I Lemuriani erano noti per scendere dal loro segreto regno di montagna in città di tanto in tanto, e che avessero un fisico “torreggiante” e dall’aspetto strano, abbigliati con le loro vesti bianche e a piedi nudi, che compravano enormi quantità di zolfo, sale e strutto, e che pagavano sempre in pepite d’oro, che superavano di gran lunga il valore della merce.
Quando Lanser manifestò la volontà di salire sulla montagna e trovare questi Lemuriani, oltre alla fonte di luce che aveva visto, venne ridicolizzato, gli venne impedito di attuare ciò e le sue speranze di trovare la città furono deluse irrimediabilmente.
Invece nel 1940, il professor Edward L. Larkin del Mt. Lowe Observatory, affermò di aver a lungo osservato la mistica città, attraverso il suo telescopio in diverse occasioni.
Larkin aveva scoperto la città per caso, mentre stava calibrando il suo telescopio e aveva visto qualcosa che brillava in modo anomalo sulla montagna.
Trovando che ciò fosse strano, si concentrò quindi sull’oggetto e scoprì che si trattava di un enorme tempio in “stile orientale”, che descrisse come “un’opera meravigliosa di marmo scolpito e onice che rivaleggia in splendore architettonico con la magnificenza dei templi dello Yucatan”.
Il professore in seguito raccontò di aver visto anche altri templi sul fianco della montagna, alcuni dei quali replicavano lo stile greco, con magnifiche colonne di marmo bianco splendente.

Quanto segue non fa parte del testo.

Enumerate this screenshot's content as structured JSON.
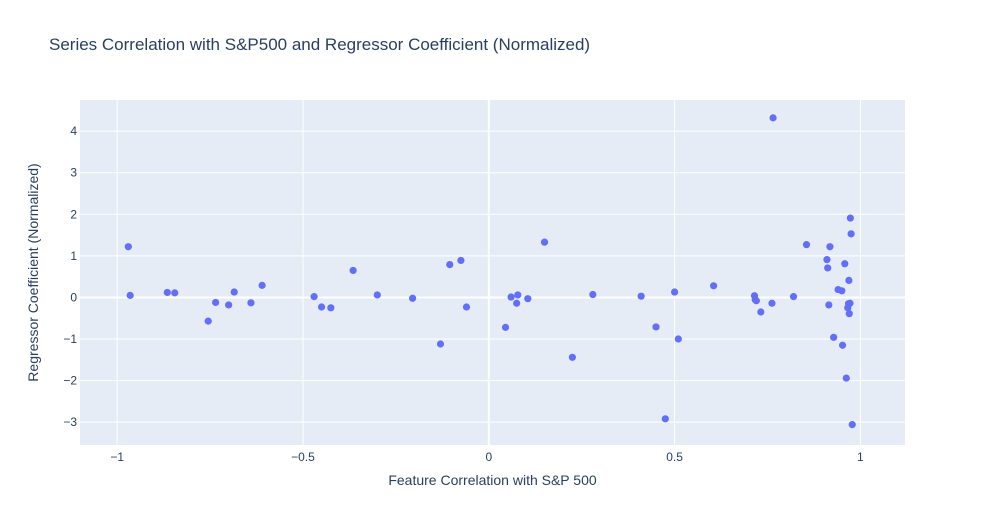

Spesso c’erano misteriose luci intense nelle ore serali, ed affermò che i templi e le luci provenivano dai discendenti del popolo Lemuriano.
Nel 1962, un articolo di Andrew Tomas raccontò di un incendio boschivo del ’31, che aveva devastato gran parte della montagna, e che si era bloccato grazie all’avanzare di una misteriosa nebbia, apparsa misteriosamente, che fermò il fuoco.
Il giorno dopo l’incendio, si scoprì che era rimasta una zona di demarcazione perfettamente chiara e curva, tra la terra carbonizzata e le aree non danneggiate.
La gente del posto disse che questo era opera dei Lemuriani, che proteggevano il loro dominio attraverso qualche magia tecnologica sconosciuta.
Anche in tempi attuali, si narra di vedere persone camminare lungo le pendici o per le strade cittadine delle città sul Monte Shasta, solo per scomparire improvvisamente come se non fossero mai stati lì, presumibilmente a causa delle loro capacità psichiche e della straordinaria abilità esperta nel mimetizzarsi con l’ambiente circostante.
Spesso sono solo intravisti con visione periferica (quando diciamo “ho visto con la coda dell’occhio”) e sfuggono a qualsiasi tentativo di individuarli direttamente.
A volte sono noti per apparire per aiutare gli agricoltori che sono caduti in disgrazia, utilizzando una sorta di tecniche agricole avanzate, che fanno rivivere il suolo come per magia.
Ma di questi racconti ne esistono a migliaia.
Abbondano anche le storie di persone che entrano effettivamente nella meravigliosa e ingioiellata città di Lemuria.
Un certo dottor M. Doreal affermò di essere penetrato nella tana di montagna dei Lemuriani, e di aver visto quella che descrisse come “un’enorme caverna lunga 20 miglia, larga 15 miglia e alta 2 miglia, illuminata da un gigantesco, ardente sole artificiale proprio al centro”.
Ancora un altro resoconto menziona un uomo che si addormentò sulla montagna solo per essere svegliato da un Lemuriano, che poi lo portò in una magnifica città lastricata d’oro.
Sebbene esploratori più moderni abbiano cercato di trovare il misterioso complesso sotterraneo Lemuria, la sua ubicazione, rimane il perenne dubbio, se sia mai realmente esistita.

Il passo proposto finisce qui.